Les adversaires de ce système ont souvent parlé à son propos de « ghettoïsation ». Selon le député Emil Habibi (Maki), « le procureur général a déclaré sans équivoque il y a quinze jours, devant un tribunal militaire à Acre, que ces zones de sécurité sont des ghettos pour les citoyens palestiniens, et que seuls les citoyens palestiniens doivent obtenir des permis pour y entrer ou en sortir » [62]. Et le député Avraham Berman, du Groupe de gauche, dans un discours passionné à la tribune de l’Assemblée : « Nous, les combattants du ghetto, ne nous résignerons jamais à cette honte, [l’établissement de] ghettos en Israël pour les citoyenspalestiniens » [63]. Pourtant, l’Administration militaire s’appliquait elle aussi, à en croire la lettre de la loi, à une zone géographique et non à une population. Les Juifs, en théorie, étaient soumis aux mêmes restrictions. Mais pas en réalité. Les inconvénients en ont été examinés dans un rapport du Contrôleur de l’État : « Quiconque entre dans une zone fermée ou en sort sans permis délivré par l’autorité militaire commet théoriquement un délit. En pratique, nous ne demandons pas un tel certificat aux Juifs et ne concluons pas au délit de ces résidents lorsqu’ils violent ce règlement. [...] Il y a un défaut dans ce dispositif, qui a été rédigé dans une forme si générale qu’il inclut tous les résidents mais ne s’applique réellement qu’à certains d’entre eux » [64]. La discrimination était flagrante : « Un Juif peut violer cette loi et ne jamais être poursuivi devant les tribunaux, mais un Palestinien qui s’éloigne de sa maison d’un kilomètre écope de deux mois de prison, on l’enlève à sa femme et à ses enfants pour un motif absurde et minuscule » [65]. En 1951, selon un rapport du ministère de la Défense, 2 028 personnes, pour l’ensemble des zones sous administration militaire, ont été accusées de sortie illégale sans permis, et le montant total des amendes correspondantes a été de 13606440 livres israéliennes [66].
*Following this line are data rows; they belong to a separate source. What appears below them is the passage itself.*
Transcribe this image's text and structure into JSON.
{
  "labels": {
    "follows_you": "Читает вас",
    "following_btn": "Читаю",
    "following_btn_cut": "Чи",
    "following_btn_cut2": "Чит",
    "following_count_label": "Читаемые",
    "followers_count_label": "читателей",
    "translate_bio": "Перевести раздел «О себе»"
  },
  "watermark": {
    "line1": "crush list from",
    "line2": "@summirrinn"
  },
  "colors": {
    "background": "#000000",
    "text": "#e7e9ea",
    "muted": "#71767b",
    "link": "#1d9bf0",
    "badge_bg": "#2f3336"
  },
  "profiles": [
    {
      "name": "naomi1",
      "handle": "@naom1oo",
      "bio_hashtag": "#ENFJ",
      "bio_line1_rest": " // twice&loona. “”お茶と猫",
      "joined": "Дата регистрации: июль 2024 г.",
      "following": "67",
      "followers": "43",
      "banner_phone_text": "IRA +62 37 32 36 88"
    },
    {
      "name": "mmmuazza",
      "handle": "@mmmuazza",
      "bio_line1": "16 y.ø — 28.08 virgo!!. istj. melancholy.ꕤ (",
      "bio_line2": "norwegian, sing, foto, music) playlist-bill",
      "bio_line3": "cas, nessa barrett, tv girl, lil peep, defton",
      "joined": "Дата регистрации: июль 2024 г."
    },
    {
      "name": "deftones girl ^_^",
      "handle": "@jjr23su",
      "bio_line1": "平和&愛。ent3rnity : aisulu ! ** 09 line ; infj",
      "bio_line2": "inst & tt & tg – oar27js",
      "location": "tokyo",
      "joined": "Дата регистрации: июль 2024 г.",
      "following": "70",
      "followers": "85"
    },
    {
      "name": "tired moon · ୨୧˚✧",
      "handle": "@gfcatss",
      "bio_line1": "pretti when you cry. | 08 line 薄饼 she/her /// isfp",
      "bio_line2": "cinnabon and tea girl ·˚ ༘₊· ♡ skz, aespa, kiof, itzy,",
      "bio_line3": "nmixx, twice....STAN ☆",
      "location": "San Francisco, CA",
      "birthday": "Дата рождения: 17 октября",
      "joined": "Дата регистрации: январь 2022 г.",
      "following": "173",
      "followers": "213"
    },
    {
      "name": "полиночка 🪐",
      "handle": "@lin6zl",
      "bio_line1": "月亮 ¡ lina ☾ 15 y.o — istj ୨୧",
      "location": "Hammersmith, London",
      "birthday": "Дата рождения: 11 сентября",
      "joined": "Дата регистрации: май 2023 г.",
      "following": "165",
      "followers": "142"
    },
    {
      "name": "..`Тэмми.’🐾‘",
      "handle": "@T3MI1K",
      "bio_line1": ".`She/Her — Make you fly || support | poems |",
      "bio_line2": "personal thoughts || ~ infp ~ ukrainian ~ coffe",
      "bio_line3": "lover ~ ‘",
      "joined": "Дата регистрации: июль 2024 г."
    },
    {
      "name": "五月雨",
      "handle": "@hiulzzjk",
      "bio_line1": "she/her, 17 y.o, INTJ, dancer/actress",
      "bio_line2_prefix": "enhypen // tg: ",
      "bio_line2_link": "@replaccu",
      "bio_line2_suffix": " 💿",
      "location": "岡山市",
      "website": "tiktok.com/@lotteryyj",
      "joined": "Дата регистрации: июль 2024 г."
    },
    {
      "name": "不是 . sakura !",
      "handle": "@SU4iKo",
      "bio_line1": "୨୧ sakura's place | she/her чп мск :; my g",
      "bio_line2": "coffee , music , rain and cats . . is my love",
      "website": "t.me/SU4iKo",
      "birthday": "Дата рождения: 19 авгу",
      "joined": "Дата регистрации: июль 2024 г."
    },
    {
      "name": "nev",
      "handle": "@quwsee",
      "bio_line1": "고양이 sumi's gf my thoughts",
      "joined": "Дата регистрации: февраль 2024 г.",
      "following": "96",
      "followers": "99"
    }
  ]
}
Obtenir un permis de déplacement ou ne pas l’obtenir, cela pouvait signifier trouver un emploi ou non, recevoir ou non des tickets d’alimentation, bénéficier ou non de soins médicaux. Tous ces permis et autorisations constituaient ainsi à la fois la carotte et le bâton des relations entre l’Administration militaire et les citoyens palestiniens. La lecture des questions parlementaires aux ministres montre clairement les mécanismes de favoritisme et de corruption qu’un tel système pouvait engendrer [67].
Ce n’est qu’en 1959 que furent introduites, sur recommandation d’une commission gouvernementale présidée par le ministre de la Justice Rosen, des mesures permettant aux citoyens palestiniens de se déplacer un peu plus librement en dehors des zones sous administration militaire [68]. Mais il fallut encore sept ans pour que les restrictions de mouvement et le régime des permis soient complètement abolis, en 1966, quand l’Administration militaire fut finalement démantelée.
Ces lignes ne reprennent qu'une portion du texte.